Northernlurker Fri 23-Oct-09 13:15:39

Oh yes those case studies - glad you mentioned that. The case study of Ally and Karl - you seem to suggest that Karl's extra-marital affair is Ally's fault for being too powerful and neglecting the emotional side of her realtionship. Is that ^really what you think - or am I mistaken - and if that is what you think does the same hold true for couple where the man is working outside the home, focusing on that and neglecting his wife, is she too justified in having an affair?

TheMysticMasseuse Fri 23-Oct-09 13:16:54

Hi Cristina, my favourite Naipaul book is A House for Mr Biswas but that wasn't as snappy a screen name

ok so yes, work may not be central to our sense of self-worth but it is essential and I think while in many ways you are saying the unsayable and in that sense your honesty ought to be welcome, you are threading a very very fine line between asserting the uniqueness of women and a good old reactionary view that women should jsut shut up and stay home.

InmyheadIminParis Fri 23-Oct-09 13:17:54

Of course they should - but if you believe that, then you have to agree that a career is important to many women. Women want to be able to balance the care of their children and their interest in the workplace. They want to be valued for the work they do, even if its for fewer hours than women with out children. They want their careers to progress, not stall. The 'problem' is that many (most?) women are prepared to sacrifice their career progression to ensure they can spend time with their children. It's not that they want to do it, it's that they're prepared to make the sacrifice.

onebatmother Fri 23-Oct-09 13:18:16

Ahem. Finding it almost impossible to juggle the expectation that we will both work, and bring up children with care and thought is NOT the same thing as not wanting to work, I wouldn't say.

Where are the men?

It's pretty simple.

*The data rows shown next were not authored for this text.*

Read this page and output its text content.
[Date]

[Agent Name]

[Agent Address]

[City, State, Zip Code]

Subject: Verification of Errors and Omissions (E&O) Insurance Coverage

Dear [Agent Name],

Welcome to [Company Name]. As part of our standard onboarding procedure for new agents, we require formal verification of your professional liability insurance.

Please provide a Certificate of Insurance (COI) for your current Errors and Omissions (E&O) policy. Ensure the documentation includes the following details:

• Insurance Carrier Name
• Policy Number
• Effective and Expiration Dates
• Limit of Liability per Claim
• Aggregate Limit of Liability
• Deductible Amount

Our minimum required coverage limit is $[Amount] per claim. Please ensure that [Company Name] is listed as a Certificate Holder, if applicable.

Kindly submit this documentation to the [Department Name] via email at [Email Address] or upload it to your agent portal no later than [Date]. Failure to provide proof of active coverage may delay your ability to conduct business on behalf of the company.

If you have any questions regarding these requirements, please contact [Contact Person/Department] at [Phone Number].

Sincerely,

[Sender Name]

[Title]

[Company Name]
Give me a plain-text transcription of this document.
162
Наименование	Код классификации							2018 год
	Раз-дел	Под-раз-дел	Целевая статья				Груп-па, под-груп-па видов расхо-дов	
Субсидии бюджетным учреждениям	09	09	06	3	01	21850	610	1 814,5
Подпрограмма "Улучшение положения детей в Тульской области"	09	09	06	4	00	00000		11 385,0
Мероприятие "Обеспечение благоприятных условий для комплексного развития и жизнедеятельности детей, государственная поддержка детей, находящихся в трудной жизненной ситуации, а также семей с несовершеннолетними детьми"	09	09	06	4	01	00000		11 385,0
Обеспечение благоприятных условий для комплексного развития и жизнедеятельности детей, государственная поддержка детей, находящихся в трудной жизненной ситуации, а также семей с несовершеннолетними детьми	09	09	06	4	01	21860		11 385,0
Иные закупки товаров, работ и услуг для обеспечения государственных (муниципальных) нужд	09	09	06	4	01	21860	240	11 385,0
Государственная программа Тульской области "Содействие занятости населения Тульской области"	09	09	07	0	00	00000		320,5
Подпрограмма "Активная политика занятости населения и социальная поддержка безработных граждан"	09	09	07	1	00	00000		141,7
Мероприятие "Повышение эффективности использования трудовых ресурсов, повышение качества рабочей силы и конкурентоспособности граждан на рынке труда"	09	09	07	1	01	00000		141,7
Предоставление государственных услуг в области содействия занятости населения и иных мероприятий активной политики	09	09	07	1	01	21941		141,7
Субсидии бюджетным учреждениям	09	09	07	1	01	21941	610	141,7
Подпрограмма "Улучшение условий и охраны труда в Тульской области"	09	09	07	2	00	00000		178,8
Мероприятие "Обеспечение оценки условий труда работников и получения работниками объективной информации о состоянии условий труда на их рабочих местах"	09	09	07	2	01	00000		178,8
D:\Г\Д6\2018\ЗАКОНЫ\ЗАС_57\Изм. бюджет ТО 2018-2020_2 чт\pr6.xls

When working men work as hard in the home as working women do, it's all.. doable.

CristinaOdone Fri 23-Oct-09 13:19:02

AitchTwoToTangOh you asked me about Lorenzo, my half brother who was diagnosed with adrenoleukodystrophy when he was six. My father and stepmother decided to find a curefor him, and discovered Lorenzo's Oil(they made a Hollywood film about their story), which didn't cure him (he died last year) but which did keep him with us until he was 33... a tragedy like that can bind the family closer but it can also shake up your beliefs -- in my case, I had a difficult time reconciling the kind God of my catholic upbringing with one who could allow this to happen to a little six year old boy... still do...

onebatmother Fri 23-Oct-09 13:20:40

Very sorry to hear that news CO.

TheMysticMasseuse Fri 23-Oct-09 13:21:28

btw i should add that i work p-t in a job i love so i consider to have the perfect work life balance and i appreciate how enormously lucky i am. still between not working at all and giving up my chance to contribute to society (and yes you do contribute as a mother but i know i can do a lot more than that) and working FT i'd go FT

Northernlurker Fri 23-Oct-09 13:21:29

The yougov survey asked about women working though and made no distinction between 'job' and 'career'. I work full time and have what I would describe as a 'career' but I can also manage to love and care for my family. What would imo be really stupid is to do a job below the level at which I can excel just to have more space in my head to think about my laundry and after school activities.